# Professionelle CSS Templates



## MaxReeb (4. Oktober 2009)

Hallo,

das Internet bietet ne Menge CSS+Web Templates für mehr oder weniger Geld... .

Kann mir jemand einen/mehrere Anbieter empfehlen wo das Preis-/Leistungsverhältnis stimmt.

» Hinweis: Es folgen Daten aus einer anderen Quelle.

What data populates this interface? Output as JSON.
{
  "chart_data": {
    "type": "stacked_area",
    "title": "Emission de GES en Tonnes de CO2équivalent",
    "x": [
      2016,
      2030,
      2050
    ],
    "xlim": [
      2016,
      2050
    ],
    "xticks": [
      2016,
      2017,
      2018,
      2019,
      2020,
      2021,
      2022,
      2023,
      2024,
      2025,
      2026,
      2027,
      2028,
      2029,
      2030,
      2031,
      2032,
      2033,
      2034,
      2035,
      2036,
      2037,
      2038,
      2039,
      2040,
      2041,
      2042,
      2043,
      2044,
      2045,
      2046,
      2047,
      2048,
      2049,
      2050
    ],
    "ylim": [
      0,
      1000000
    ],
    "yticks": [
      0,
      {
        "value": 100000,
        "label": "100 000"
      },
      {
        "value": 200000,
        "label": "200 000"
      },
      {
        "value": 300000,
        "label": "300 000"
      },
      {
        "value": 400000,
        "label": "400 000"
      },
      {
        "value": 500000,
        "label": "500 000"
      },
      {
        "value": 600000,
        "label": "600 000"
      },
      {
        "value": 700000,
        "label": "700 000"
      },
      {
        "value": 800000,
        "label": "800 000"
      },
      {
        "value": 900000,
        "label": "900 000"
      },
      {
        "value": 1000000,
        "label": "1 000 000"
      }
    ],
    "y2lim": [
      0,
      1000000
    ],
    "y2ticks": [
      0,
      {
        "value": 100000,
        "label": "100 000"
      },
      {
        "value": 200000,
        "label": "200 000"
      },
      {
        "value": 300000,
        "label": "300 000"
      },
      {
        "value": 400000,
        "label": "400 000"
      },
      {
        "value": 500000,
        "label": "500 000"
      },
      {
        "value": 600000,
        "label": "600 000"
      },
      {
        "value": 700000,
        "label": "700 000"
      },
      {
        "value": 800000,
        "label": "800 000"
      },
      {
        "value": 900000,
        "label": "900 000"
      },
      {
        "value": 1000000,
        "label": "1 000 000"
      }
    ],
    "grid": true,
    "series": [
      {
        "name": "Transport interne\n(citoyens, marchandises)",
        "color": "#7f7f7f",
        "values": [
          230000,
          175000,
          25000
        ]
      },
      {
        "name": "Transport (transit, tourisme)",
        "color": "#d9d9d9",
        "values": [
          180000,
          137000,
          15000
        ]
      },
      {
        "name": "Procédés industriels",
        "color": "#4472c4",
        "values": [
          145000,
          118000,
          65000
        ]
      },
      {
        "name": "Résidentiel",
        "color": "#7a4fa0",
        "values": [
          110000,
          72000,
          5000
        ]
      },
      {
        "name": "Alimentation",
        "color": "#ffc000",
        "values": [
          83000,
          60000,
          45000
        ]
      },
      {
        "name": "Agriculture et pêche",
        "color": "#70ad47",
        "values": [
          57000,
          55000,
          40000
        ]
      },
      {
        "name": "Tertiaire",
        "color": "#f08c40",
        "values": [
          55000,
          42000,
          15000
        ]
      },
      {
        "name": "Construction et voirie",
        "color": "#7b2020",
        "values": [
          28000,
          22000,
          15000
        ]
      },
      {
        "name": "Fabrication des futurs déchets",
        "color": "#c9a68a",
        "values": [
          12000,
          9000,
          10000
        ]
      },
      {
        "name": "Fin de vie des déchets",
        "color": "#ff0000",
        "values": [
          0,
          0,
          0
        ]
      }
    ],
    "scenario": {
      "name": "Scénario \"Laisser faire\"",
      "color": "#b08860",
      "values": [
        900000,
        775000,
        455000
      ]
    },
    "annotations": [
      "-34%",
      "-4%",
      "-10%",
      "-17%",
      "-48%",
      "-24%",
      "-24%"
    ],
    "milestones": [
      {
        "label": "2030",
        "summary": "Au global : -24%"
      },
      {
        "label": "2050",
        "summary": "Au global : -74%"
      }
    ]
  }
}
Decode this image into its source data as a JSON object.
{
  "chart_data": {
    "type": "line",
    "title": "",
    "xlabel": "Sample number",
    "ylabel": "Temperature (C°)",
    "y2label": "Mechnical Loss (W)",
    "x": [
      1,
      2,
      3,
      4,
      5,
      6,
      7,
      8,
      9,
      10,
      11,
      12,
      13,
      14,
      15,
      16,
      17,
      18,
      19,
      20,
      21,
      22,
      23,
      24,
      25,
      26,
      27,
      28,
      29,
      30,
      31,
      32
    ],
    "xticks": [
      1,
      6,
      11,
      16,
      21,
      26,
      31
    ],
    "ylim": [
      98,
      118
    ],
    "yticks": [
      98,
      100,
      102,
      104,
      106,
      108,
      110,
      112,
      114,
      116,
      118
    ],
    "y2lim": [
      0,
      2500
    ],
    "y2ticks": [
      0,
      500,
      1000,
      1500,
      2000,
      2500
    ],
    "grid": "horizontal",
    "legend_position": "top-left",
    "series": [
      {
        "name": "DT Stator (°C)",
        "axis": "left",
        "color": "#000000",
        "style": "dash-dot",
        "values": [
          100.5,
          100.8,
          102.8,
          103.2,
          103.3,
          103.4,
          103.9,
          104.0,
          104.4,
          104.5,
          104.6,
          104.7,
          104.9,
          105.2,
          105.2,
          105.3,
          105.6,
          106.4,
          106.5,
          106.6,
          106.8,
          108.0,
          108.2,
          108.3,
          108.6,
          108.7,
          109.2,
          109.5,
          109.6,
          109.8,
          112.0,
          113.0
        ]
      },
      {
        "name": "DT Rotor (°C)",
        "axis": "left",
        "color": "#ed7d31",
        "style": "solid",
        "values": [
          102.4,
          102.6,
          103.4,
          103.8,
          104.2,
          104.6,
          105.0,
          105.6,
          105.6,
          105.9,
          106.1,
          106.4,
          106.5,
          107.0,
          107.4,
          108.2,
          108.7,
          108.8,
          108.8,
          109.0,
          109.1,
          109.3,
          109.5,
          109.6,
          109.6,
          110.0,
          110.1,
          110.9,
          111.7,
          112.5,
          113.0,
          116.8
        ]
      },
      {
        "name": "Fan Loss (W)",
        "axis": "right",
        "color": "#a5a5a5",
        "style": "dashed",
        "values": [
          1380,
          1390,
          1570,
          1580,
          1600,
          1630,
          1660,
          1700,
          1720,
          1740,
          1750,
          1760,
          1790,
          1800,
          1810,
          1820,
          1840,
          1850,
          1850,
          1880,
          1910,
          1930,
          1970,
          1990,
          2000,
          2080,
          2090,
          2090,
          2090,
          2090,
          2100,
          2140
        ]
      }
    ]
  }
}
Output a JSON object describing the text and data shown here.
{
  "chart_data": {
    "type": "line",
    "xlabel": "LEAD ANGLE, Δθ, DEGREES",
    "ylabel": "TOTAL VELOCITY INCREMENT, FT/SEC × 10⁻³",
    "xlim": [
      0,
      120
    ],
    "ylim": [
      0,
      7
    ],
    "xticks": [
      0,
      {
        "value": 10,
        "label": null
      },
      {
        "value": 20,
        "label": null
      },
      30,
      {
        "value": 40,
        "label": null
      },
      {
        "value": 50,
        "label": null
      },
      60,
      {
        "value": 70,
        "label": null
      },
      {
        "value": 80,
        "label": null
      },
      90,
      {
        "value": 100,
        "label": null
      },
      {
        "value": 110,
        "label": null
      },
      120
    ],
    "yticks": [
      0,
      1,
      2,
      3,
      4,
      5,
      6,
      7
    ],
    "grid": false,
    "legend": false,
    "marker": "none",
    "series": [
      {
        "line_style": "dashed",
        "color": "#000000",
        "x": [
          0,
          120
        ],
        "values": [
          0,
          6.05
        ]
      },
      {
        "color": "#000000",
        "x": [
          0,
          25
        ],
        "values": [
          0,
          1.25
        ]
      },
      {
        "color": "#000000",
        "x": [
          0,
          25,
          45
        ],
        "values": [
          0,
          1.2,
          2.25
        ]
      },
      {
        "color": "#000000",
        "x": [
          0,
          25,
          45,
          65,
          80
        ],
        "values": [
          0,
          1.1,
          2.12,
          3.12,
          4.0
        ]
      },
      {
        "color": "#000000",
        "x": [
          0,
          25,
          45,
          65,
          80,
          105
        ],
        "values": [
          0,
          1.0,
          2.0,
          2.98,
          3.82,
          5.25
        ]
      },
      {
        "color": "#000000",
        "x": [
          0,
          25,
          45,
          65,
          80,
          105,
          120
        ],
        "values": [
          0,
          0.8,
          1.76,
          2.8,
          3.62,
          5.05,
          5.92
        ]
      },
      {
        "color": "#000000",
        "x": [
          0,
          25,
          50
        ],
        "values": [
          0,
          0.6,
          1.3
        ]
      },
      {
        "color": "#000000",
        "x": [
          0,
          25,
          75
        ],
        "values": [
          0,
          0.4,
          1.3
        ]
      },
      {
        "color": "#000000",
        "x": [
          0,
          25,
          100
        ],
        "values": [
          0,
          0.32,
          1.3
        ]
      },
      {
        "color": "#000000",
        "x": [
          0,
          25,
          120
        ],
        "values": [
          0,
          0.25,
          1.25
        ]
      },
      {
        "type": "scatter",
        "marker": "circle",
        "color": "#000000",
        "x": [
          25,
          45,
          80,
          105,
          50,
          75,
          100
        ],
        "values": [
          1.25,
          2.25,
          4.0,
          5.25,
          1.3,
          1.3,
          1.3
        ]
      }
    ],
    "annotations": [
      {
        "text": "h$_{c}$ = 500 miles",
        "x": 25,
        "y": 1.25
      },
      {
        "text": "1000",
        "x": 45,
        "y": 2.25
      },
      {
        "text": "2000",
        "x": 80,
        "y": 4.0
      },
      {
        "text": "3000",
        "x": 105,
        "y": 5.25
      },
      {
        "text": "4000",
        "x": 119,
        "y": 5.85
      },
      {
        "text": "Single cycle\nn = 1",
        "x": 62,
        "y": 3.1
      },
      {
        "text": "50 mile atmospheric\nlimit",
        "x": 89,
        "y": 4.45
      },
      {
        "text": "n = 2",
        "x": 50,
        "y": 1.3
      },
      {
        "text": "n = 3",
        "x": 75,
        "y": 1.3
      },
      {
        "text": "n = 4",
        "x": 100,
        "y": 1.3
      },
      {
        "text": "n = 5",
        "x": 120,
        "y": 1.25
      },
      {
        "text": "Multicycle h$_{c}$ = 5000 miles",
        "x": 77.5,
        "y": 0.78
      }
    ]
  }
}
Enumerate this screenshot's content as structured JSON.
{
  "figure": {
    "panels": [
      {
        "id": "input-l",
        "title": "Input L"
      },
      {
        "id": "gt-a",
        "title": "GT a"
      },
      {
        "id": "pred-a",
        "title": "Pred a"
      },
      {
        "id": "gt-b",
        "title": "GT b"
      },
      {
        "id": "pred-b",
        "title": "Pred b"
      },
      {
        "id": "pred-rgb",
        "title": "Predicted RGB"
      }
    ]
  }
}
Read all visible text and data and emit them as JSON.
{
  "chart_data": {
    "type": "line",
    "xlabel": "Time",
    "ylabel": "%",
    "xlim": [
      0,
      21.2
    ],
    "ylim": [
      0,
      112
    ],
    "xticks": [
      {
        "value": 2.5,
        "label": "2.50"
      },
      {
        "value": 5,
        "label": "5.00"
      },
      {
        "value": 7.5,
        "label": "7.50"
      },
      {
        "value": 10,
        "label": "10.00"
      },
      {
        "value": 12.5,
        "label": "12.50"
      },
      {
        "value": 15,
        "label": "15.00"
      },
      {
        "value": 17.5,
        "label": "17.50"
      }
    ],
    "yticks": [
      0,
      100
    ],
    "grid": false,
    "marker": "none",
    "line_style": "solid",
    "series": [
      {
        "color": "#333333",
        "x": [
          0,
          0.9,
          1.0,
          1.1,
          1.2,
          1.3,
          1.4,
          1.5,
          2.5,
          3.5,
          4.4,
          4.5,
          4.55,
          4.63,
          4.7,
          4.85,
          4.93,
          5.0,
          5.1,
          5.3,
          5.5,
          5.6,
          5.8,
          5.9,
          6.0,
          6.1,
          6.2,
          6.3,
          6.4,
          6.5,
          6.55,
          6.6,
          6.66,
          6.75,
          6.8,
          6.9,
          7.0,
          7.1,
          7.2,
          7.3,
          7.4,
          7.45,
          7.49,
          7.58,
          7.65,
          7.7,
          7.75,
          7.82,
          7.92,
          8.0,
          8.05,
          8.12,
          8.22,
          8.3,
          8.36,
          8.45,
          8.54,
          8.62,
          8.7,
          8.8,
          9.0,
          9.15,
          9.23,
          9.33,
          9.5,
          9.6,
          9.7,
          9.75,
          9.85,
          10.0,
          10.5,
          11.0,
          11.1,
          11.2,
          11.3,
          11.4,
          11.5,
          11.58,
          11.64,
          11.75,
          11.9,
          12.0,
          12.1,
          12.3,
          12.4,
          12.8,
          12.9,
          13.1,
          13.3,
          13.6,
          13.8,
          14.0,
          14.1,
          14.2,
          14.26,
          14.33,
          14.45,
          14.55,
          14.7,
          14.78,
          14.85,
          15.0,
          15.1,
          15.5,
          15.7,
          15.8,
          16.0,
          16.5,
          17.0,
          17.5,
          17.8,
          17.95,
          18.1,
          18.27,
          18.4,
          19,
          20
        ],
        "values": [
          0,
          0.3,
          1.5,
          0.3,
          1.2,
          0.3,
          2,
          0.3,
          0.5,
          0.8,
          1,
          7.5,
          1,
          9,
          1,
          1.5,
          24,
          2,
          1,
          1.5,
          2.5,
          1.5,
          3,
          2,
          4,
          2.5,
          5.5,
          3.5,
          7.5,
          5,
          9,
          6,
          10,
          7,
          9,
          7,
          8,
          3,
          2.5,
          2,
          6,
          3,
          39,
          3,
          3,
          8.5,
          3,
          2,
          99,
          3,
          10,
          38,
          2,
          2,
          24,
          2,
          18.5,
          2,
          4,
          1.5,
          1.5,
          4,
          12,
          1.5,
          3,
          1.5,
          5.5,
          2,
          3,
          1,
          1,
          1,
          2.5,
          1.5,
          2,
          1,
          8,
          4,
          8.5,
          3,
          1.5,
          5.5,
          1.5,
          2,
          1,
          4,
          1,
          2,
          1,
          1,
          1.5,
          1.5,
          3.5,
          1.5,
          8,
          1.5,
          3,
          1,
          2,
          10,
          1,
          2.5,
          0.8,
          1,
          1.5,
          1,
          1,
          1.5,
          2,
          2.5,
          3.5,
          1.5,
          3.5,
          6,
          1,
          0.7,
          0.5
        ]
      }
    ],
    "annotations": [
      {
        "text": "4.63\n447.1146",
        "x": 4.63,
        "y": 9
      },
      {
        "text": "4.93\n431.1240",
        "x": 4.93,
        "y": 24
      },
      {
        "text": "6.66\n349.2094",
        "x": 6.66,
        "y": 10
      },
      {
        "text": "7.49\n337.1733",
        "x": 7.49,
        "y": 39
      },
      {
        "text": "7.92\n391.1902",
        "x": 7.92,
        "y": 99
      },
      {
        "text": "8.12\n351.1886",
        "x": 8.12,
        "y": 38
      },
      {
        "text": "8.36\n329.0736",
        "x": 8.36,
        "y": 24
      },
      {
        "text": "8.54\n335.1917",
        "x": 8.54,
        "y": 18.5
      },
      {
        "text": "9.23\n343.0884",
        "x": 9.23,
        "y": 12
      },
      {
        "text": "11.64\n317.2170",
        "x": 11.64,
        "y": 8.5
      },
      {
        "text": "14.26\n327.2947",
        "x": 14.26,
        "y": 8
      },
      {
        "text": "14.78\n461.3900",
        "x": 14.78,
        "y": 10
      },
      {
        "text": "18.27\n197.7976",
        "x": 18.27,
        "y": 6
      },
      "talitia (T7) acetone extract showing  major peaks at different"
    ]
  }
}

Habe eine Menge Seiten gesehen mit Angeboten 10 bis 100 Euro ohne Exklusivrechte.


LG Max


----------



## Maik (4. Oktober 2009)

Hi,

viel Spaß beim Stöbern - und alles zum Nulltarif 


http://andreasviklund.com/templates/
http://www.ex-designz.net/template/default.asp
http://www.free-css.com/free-css-templates/page1.php
http://www.free-css-templates.com/css-templates/
http://www.freecsstemplates.org/css-templates/
http://www.freelayouts.com/websites
http://www.freewebtemplates.com/templates/business
http://www.layouts4free.com/free-layouts/business/
http://www.mastertemplates.com/free-templates.htm
http://www.opendesigns.org/view-designs/
http://www.openwebdesign.org/browse.php
http://www.oswd.org/designs/browse/
http://www.solucija.com/free-templates

mfg Maik


----------



## MaxReeb (4. Oktober 2009)

Hallo Maik,

nunja das mit dem Nulltarif stimmt nicht ganz. Viele behalten sich das recht, das man das Copyright nicht entfernen darf ohne einen "kleinen" Betrag zu zahlen... .


LG Max


----------



## Maik (4. Oktober 2009)

Das dürfte in dieser üppigen Angebotspalette auf eine Minderheit bei der Nutzung für kommerzielle Projekte zutreffen.

Wer suchet, der findet ;-)

mfg Maik


----------